The resulting paste can be dried, and ground into a fine powder, which creates a pea protein isolate, which offers a host of fantastic nutritional benefits from a single 30-gram serving, including:

  • 6 grams of fibre
  • 100 calories
  • 23 grams of protein
  • 7 grams of carbohydrates
  • 3 grams of fat
  • 400 IU of vitamin D
  • 5 IU of vitamin E
  • 5 Micrograms of Vitamin K
  • 200 IU of vitamin A

The Benefits of Pea Protein

Pea protein is particularly unique to the protein family, because it’s rich in essential amino acids, and branched-chain amino acids, otherwise known as BCAAs.
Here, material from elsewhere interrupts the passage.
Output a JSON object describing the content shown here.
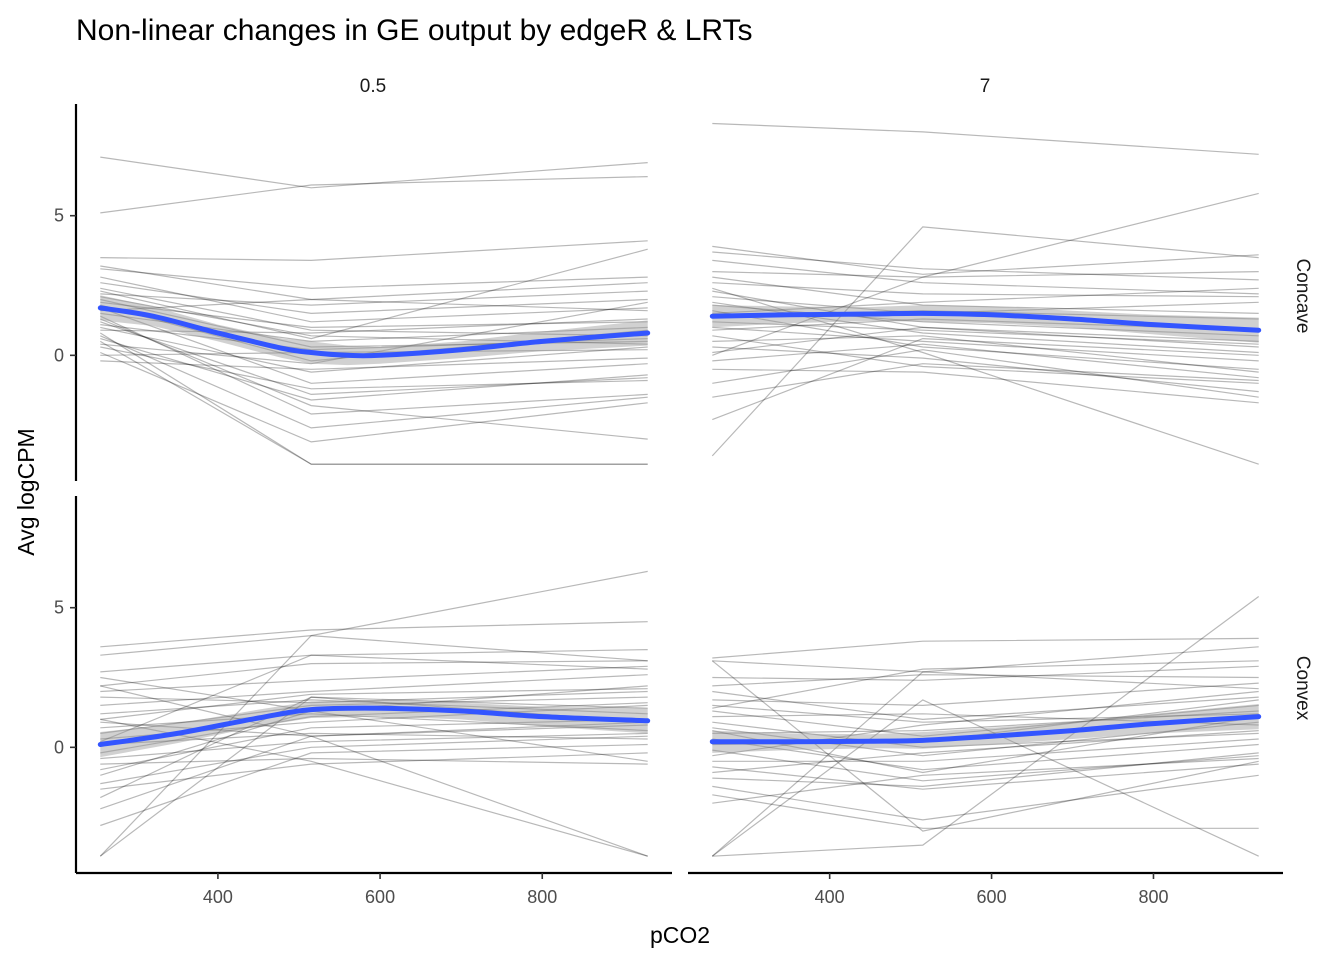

Pea protein stands out from the crowd because it’s rich in everything other than methionine – which you can easily correct for by including small amounts of animal protein in your diet, or other plant-based proteins.

If you were to look at the amino acid profile of pea protein, you’d find that it’s about 9% leucine by weight, which makes it extra effective at improving muscle building. Whey, for instance, offers about 10% leucine by weight. This is just one of the many reasons why research suggests that people are able to gain just as much muscle using a pea protein supplement, as they could using a whey protein powder.
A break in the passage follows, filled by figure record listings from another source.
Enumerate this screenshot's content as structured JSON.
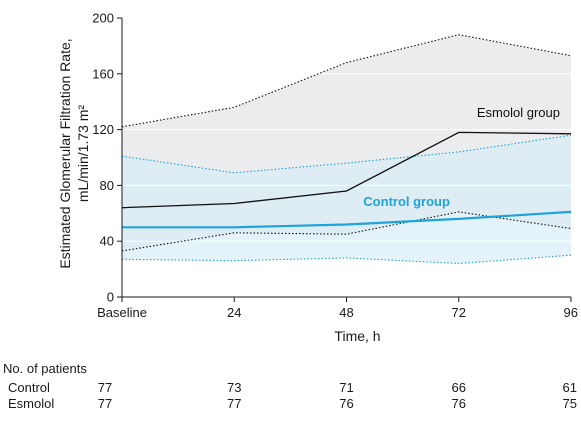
{
  "chart_data": {
    "type": "line",
    "title": "",
    "xlabel": "Time, h",
    "ylabel_line1": "Estimated Glomerular Filtration Rate,",
    "ylabel_line2": "mL/min/1.73 m²",
    "ylim": [
      0,
      200
    ],
    "yticks": [
      0,
      40,
      80,
      120,
      160,
      200
    ],
    "x_ticks": [
      "Baseline",
      "24",
      "48",
      "72",
      "96"
    ],
    "x": [
      0,
      24,
      48,
      72,
      96
    ],
    "grid": "horizontal",
    "series": [
      {
        "name": "Esmolol group",
        "color": "#111111",
        "median": [
          64,
          67,
          76,
          118,
          117
        ],
        "upper": [
          122,
          136,
          168,
          188,
          173
        ],
        "lower": [
          33,
          46,
          45,
          61,
          49
        ],
        "band_color": "#e4e6e8"
      },
      {
        "name": "Control group",
        "color": "#1ea3da",
        "median": [
          50,
          50,
          52,
          56,
          61
        ],
        "upper": [
          101,
          89,
          96,
          104,
          116
        ],
        "lower": [
          27,
          26,
          28,
          24,
          30
        ],
        "band_color": "#d8ecf7"
      }
    ]
  },
  "patients": {
    "title": "No. of patients",
    "rows": [
      {
        "label": "Control",
        "values": [
          "77",
          "73",
          "71",
          "66",
          "61"
        ]
      },
      {
        "label": "Esmolol",
        "values": [
          "77",
          "77",
          "76",
          "76",
          "75"
        ]
      }
    ]
  }
}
Another reason that pea protein is so effective is that it’s practically “all” protein. Pea protein isolate contains about 85% protein, as well as 7% fat and 3% carbohydrates. In comparison, whey protein is the purest protein around, and that weighs in at around 90% protein. At the same time, pea protein also digests slowly, which means that it’s ideal for taking before you go to sleep, and may make it great for improving your body composition over time. There’s some evidence that slow-digesting proteins are better for growing muscles over time.

Finally, pea protein is also very filling, which makes it a good meal replacement if you’re looking for a snack to keep you satisfied on the go.
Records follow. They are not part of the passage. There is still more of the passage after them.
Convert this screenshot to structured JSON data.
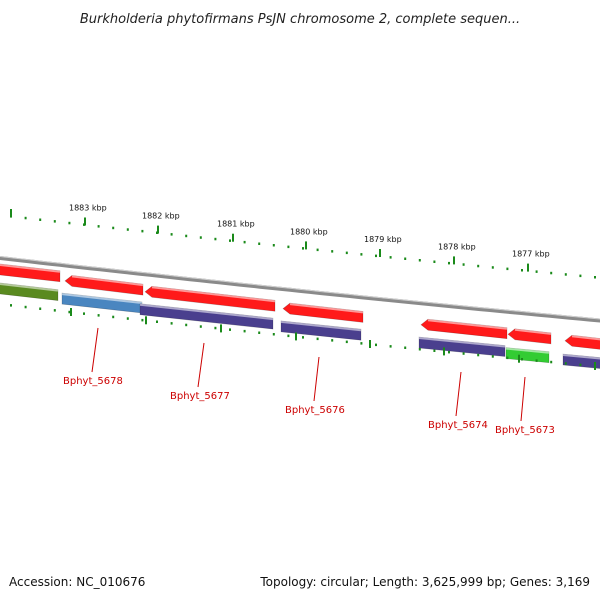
{
  "title": "Burkholderia phytofirmans PsJN chromosome 2, complete sequen...",
  "footer": {
    "accession": "Accession: NC_010676",
    "summary": "Topology: circular; Length: 3,625,999 bp; Genes: 3,169"
  },
  "colors": {
    "backbone": "#8a8a8a",
    "tick": "#1a8a1a",
    "label": "#cc0000",
    "forward_gene": "#ff1a1a",
    "reverse_purple": "#4a3f8e",
    "reverse_blue": "#4a86c0",
    "reverse_green": "#33cc33",
    "reverse_olive": "#5a8a20"
  },
  "scale": {
    "unit": "kbp",
    "labels": [
      "1883 kbp",
      "1882 kbp",
      "1881 kbp",
      "1880 kbp",
      "1879 kbp",
      "1878 kbp",
      "1877 kbp"
    ]
  },
  "genes": [
    {
      "label": "Bphyt_5678"
    },
    {
      "label": "Bphyt_5677"
    },
    {
      "label": "Bphyt_5676"
    },
    {
      "label": "Bphyt_5674"
    },
    {
      "label": "Bphyt_5673"
    }
  ]
}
What are the Problems with Pea Protein?

Perhaps one of the only problems with pea protein is that it’s low in methionine. From a practical perspective, this really isn’t too much of an issue, because you can find this same substance in plenty of other foods that people enjoy eating, such as eggs and chicken.

The only reason that a lack of methionine would present a problem, is if you were using pea protein as your only source of protein, and you didn’t eat any other foods that provided the right amounts. However, if you’re getting your protein from a range of different sources, and eating the right foods, then you really don’t have anything to worry about.

There’s also some concern that pea-protein might be more likely to cause allergic reactions than other proteins from plants. Though this is true, pea allergies are still very rare, which is why this form of protein is often recommended for people who have allergies to more commonly problematic foods like dairy or soy.

The Key to Choosing Pea Protein

When it comes to finding a results-driven solution for a flatter stomach and bigger muscles, pea protein could be the ideal option. However, it’s worth noting that not all pea protein powders will give you the same results. Like many other supplements on the market, some sources of pea protein are higher in quality than others, and it’s difficult to know which ones are good before you have a chance to try them out.

Ultimately, you’ll need to select your protein based on what’s being offered by the brands that you trust. If you feel your chosen company has demonstrated their honesty enough to earn your confidence, then they should get your business.

The key point to remember from this article is that pea protein is a very effective solution for those in search of plant-based protein solutions. Not only is it mostly protein according to weight, but it’s also well-absorbed and digested. Pea protein is also a “complete” protein which contains an abundance of essential amino acids.

The major problem with pea protein is that it lacks the amino acid methionine. However, as I mentioned previously, it’s easy enough to mitigate that problem just by eating a balanced diet. When you combine all of the benefits of pea protein, it’s easy to see what makes it such a great option for the modern workout.